Türkiye’de siyaset de bir tür gösteri sektörüne (Show Business) dönüştü. İnsanların en kıymetli değerleri/duyguları siyaset sektörü tarafından pervasızca suistimal ediliyor. Bütün burjuva siyaseti gerçeği gizleme ve gösteri yapma faaliyetine dönüşmüş durumda.

Türkiye 2024 yılına Bilal Erdoğan’ın başrolde sahne aldığı Gazze mitingi ile girdi. Mitinge Erdoğan ailesi başta olmak üzere iktidara yakın bütün çevreler katıldılar. Miting aracının üzerinde önünde prompterla konuşurken babasını taklit etmeye çalışan Bilal Erdoğan bir kez daha İsrail’le ticareti boykot çağrısı yaptı ve “Elimizden geleni yapacağız ki bu sermaye sahipleri ayağını denk alsınlar!” dedi.

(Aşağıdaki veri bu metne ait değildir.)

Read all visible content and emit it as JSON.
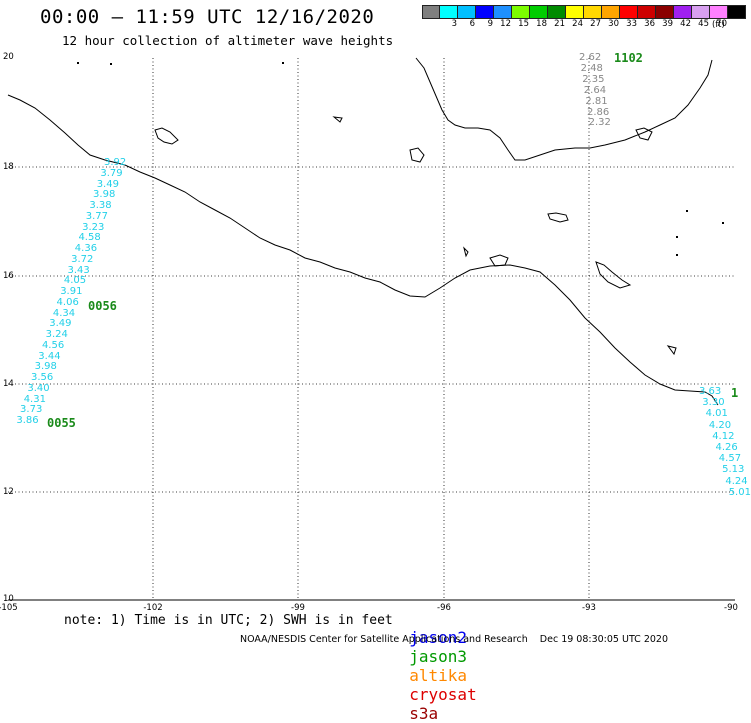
{
  "title": "00:00 – 11:59 UTC 12/16/2020",
  "subtitle": "12 hour collection of altimeter wave heights",
  "legend": {
    "unit": "(ft)",
    "colors": [
      "#7f7f7f",
      "#00ffff",
      "#00bfff",
      "#0000ff",
      "#1e90ff",
      "#7cfc00",
      "#00cd00",
      "#008b00",
      "#ffff00",
      "#ffd700",
      "#ffa500",
      "#ff0000",
      "#cd0000",
      "#8b0000",
      "#a020f0",
      "#d8a0f0",
      "#ff80ff",
      "#000000"
    ],
    "labels": [
      "",
      "3",
      "6",
      "9",
      "12",
      "15",
      "18",
      "21",
      "24",
      "27",
      "30",
      "33",
      "36",
      "39",
      "42",
      "45",
      "70",
      ""
    ]
  },
  "axes": {
    "x_ticks": [
      "-105",
      "-102",
      "-99",
      "-96",
      "-93",
      "-90"
    ],
    "y_ticks": [
      "20",
      "18",
      "16",
      "14",
      "12",
      "10"
    ]
  },
  "tracks": {
    "left_track_values": [
      "3.92",
      "3.79",
      "3.49",
      "3.98",
      "3.38",
      "3.77",
      "3.23",
      "4.58",
      "4.36",
      "3.72",
      "3.43",
      "4.05",
      "3.91",
      "4.06",
      "4.34",
      "3.49",
      "3.24",
      "4.56",
      "3.44",
      "3.98",
      "3.56",
      "3.40",
      "4.31",
      "3.73",
      "3.86"
    ],
    "right_top_values": [
      "2.62",
      "2.48",
      "2.35",
      "2.64",
      "2.81",
      "2.86",
      "2.32"
    ],
    "right_bottom_values": [
      "3.63",
      "3.30",
      "4.01",
      "4.20",
      "4.12",
      "4.26",
      "4.57",
      "5.13",
      "4.24",
      "5.01"
    ],
    "pass_times": [
      "0056",
      "0055",
      "1102",
      "1"
    ]
  },
  "note": "note: 1) Time is in UTC; 2) SWH is in feet",
  "satellites": [
    {
      "name": "jason2",
      "color": "#0000ee"
    },
    {
      "name": "jason3",
      "color": "#009900"
    },
    {
      "name": "altika",
      "color": "#ff8800"
    },
    {
      "name": "cryosat",
      "color": "#dd0000"
    },
    {
      "name": "s3a",
      "color": "#990000"
    }
  ],
  "credit": "NOAA/NESDIS Center for Satellite Applications and Research    Dec 19 08:30:05 UTC 2020"
}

Aklını iktidara rehin vermiş on binlerce insan öylece Bilal Erdoğan’ı dinlediler ve birçoğu mest olmuş olarak evlerine gitti. Öyle ya, yüzbinler sokağa çıkmış, Bilal Erdoğan önderliğinde hem kendilerini yoksullaştıran sermayeye hem de Filistinlilere zulmeden İsrail’e öfkelerini haykırmışlardı.

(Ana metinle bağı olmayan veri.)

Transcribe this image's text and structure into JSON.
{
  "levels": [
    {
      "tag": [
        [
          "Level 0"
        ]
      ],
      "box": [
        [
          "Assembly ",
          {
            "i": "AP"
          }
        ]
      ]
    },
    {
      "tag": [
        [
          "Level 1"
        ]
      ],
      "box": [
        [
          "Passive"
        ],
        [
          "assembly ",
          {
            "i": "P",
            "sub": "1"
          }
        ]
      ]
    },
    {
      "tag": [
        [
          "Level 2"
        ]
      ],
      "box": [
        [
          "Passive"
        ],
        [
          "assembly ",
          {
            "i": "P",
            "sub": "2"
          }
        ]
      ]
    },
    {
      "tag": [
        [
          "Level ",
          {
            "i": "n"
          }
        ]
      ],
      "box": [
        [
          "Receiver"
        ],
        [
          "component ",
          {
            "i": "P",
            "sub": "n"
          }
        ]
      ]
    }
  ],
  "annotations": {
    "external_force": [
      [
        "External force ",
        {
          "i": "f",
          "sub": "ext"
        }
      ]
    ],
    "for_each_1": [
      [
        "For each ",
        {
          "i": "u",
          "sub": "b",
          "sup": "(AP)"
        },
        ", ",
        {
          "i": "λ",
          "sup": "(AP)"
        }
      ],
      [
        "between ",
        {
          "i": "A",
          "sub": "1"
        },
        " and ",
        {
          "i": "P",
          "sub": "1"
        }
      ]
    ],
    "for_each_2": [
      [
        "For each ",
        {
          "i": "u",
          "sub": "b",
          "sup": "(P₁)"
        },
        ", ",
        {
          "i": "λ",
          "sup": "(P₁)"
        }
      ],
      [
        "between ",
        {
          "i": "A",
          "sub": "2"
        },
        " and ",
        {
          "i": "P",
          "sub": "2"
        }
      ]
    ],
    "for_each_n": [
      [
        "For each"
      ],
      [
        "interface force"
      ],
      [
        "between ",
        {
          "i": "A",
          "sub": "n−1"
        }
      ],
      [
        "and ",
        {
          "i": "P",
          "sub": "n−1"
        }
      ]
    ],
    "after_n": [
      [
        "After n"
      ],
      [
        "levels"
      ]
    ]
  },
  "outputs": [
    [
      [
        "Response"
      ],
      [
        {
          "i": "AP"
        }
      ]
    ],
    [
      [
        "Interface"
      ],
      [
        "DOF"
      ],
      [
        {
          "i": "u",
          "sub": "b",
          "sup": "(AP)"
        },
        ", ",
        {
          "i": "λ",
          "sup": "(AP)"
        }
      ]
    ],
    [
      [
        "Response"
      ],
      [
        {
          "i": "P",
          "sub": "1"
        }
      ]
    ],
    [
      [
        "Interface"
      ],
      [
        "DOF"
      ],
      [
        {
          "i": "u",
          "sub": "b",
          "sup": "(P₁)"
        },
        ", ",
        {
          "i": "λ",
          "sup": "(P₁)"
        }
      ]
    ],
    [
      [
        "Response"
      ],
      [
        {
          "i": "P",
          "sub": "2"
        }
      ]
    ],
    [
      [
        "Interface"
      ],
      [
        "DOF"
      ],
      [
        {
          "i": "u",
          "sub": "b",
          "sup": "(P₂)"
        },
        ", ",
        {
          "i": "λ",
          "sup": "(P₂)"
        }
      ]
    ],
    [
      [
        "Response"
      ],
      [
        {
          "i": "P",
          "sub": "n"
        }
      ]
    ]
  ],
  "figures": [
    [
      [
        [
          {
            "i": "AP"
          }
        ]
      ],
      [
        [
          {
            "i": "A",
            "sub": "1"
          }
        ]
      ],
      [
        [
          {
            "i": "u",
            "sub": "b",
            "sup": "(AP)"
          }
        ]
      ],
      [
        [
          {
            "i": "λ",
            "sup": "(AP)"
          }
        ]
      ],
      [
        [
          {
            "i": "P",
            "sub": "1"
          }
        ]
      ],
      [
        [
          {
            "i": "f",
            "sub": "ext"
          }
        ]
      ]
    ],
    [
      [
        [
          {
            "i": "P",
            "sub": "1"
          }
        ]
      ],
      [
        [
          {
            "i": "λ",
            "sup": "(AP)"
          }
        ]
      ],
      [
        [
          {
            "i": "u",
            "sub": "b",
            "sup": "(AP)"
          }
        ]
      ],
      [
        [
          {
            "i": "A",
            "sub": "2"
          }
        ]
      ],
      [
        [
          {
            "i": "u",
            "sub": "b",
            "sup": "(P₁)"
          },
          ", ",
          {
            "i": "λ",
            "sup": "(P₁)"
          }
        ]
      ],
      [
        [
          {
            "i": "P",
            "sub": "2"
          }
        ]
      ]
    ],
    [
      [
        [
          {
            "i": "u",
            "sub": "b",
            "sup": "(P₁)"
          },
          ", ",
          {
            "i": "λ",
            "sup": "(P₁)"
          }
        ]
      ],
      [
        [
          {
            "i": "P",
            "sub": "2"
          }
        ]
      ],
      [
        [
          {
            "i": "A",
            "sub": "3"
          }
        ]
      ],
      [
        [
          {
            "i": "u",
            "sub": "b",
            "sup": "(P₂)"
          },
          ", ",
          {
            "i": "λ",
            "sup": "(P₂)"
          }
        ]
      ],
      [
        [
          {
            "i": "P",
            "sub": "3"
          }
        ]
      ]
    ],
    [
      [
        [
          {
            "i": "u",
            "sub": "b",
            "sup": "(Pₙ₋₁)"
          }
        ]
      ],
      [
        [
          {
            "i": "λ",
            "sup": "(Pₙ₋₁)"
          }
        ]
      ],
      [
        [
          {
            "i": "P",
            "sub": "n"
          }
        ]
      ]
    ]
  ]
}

Bu çok tipik bir Erdoğan ve AKP klasiği oldu; iç kamuoyunu bağıra çağıra bir pozisyona getir; sonra uluslararası muhataplarınla tam tersini yap. Erdoğan’ın geçmişinde bunun sayısız örnekleri var. Amerikalı Rahip Andrew Craig Brunson ve Deniz Yücel olayları, yine Norveç ve İsveç’in NATO’ya alınması konusunda Erdoğan’ın iç kamuoyuna yüksek perdeden atıp tutmaları ve ilk NATO toplantısında her iki ülkenin de katılımını kabul edip dönmesi kamuoyunca en çok bilinen örnekler olmaktadır.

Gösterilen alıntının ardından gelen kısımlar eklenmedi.